Chapter 1, Introducing Elastic Stack, motivates you by introducing the core components of Elastic Stack, and the importance of the distributed, scalable search and analytics that Elastic Stack offers by means of use cases involving Elasticsearch. The chapter provides a brief introduction to all the core components, where they fit into the overall stack, and the purpose of each component. It concludes with instructions for downloading and installing Elasticsearch and Kibana to get started.
Chapter 2, Getting Started with Elasticsearch, introduces the core concepts involved in Elasticsearch, which form the backbone of the Elastic Stack. Concepts such as indexes, types, nodes, and clusters are introduced. You will also be introduced to the REST API to perform essential operations, datatypes, and mappings.
Chapter 3, Searching – What is Relevant, focuses on the search use case of Elasticsearch. It introduces the concepts of text analysis, tokenizers, analyzers, and the need for analysis and relevance-based searches. The chapter highlights an example use case to cover the relevance-based search topics.
Chapter 4, Analytics with Elasticsearch, covers various types of aggregations by means of examples in order for you to acquire an in-depth understanding. This chapter covers very simple to complex aggregations to get powerful insights from terabytes of data. The chapter also covers the motivation behind using different types of aggregations.
Chapter 5, Analyzing Log Data, establishes the foundation for the motivation behind Logstash, its architecture, and installing and configuring Logstash to set up basic data pipelines. Elastic 5 introduced ingest nodes, which can be used instead of a dedicated Logstash setup. This chapter also covers building pipelines using Elastic ingest nodes.
Chapter 6, Building Data Pipelines with Logstash, builds on the fundamental knowledge of Logstash by means of transformations and aggregation-related filters. It covers how the rich set of filters brings Logstash closer to the other real-time and near real-time stream processing frameworks with zero coding. It introduces the Beats platform, along with FileBeat components, to transport log files from edge machines.

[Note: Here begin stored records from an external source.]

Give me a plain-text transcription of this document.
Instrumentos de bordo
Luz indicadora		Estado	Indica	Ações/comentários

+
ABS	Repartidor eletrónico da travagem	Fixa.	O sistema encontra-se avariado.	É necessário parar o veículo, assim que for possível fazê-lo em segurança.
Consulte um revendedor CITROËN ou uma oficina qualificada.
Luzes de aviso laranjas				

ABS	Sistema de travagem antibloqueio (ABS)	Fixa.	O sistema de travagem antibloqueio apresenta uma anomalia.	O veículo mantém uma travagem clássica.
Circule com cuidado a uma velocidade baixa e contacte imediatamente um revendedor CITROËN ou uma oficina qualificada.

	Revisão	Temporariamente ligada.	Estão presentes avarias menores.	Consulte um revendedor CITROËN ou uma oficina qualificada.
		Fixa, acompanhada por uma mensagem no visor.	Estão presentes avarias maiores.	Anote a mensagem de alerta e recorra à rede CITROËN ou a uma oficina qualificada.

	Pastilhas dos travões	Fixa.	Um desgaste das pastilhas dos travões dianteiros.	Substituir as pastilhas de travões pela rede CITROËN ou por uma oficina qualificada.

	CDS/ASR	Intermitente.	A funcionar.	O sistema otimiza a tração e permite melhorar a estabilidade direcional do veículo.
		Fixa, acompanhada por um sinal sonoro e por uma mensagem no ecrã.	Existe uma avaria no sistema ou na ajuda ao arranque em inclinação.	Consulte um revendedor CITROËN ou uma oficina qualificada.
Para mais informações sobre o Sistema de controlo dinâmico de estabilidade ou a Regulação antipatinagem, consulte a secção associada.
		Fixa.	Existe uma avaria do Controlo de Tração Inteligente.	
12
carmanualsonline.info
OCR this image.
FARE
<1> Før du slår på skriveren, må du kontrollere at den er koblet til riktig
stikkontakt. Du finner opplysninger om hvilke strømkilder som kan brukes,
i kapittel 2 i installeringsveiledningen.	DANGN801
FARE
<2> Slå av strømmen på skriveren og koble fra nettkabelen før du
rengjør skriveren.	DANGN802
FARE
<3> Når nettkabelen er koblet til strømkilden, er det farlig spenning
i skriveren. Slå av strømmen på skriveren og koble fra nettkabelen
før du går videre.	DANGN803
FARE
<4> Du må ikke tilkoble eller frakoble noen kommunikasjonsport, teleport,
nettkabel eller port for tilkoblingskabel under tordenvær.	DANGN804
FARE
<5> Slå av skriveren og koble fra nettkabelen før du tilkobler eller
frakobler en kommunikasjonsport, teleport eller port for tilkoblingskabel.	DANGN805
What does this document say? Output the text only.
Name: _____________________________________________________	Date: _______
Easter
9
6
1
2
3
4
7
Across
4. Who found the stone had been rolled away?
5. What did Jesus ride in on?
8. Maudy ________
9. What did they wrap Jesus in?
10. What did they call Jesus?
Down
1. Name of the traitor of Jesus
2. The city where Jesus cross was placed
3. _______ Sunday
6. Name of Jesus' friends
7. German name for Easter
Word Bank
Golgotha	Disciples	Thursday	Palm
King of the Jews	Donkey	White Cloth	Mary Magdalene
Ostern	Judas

Chapter 7, Visualizing Data with Kibana, covers how to effectively use Kibana to build beautiful dashboards for effective story telling regarding your data. It uses a sample dataset and provides step-by-step guidance on creating visualizations with just a few clicks.
Chapter 8, Elastic X-Pack, covers how to add the extensions required for specific use cases. Elastic X-Pack is a set of extensions developed and maintained by Elastic Stack developers. These extensions are maintained with consistent versioning.
Chapter 9, Running Elastic Stack in Production, puts together a complete application for sensor data analytics with the concepts learned so far. It is entirely reliant on Elastic Stack components and close to zero programming. It shows how to model your data in Elasticsearch, how to build the data pipeline to ingest data, and then visualize it using Kibana. It also demonstrates how to effectively use X-Pack components to secure, monitor, and get alerts when certain conditions are met in this real-world example.
Chapter 10, Building a Sensor Data Analytics Application, covers recommendations on how to deploy Elastic Stack to production. ElasticSearch can be deployed to solve a variety of use cases, such as product search, log analytics, and sensor data analytics. This chapter provides recommendations for taking your application to production. It provides guidelines on typical configurations that need to be looked at for different use cases. It also covers deployment in cloud-based hosted providers such as Elastic Cloud.
Chapter 11, Monitoring Server Infrastructure, shows how you can use Elastic Stack to set up a real-time monitoring solution for your servers and applications that is built entirely using Elastic Stack. This can help prevent and minimize downtime while also improving the end user experience.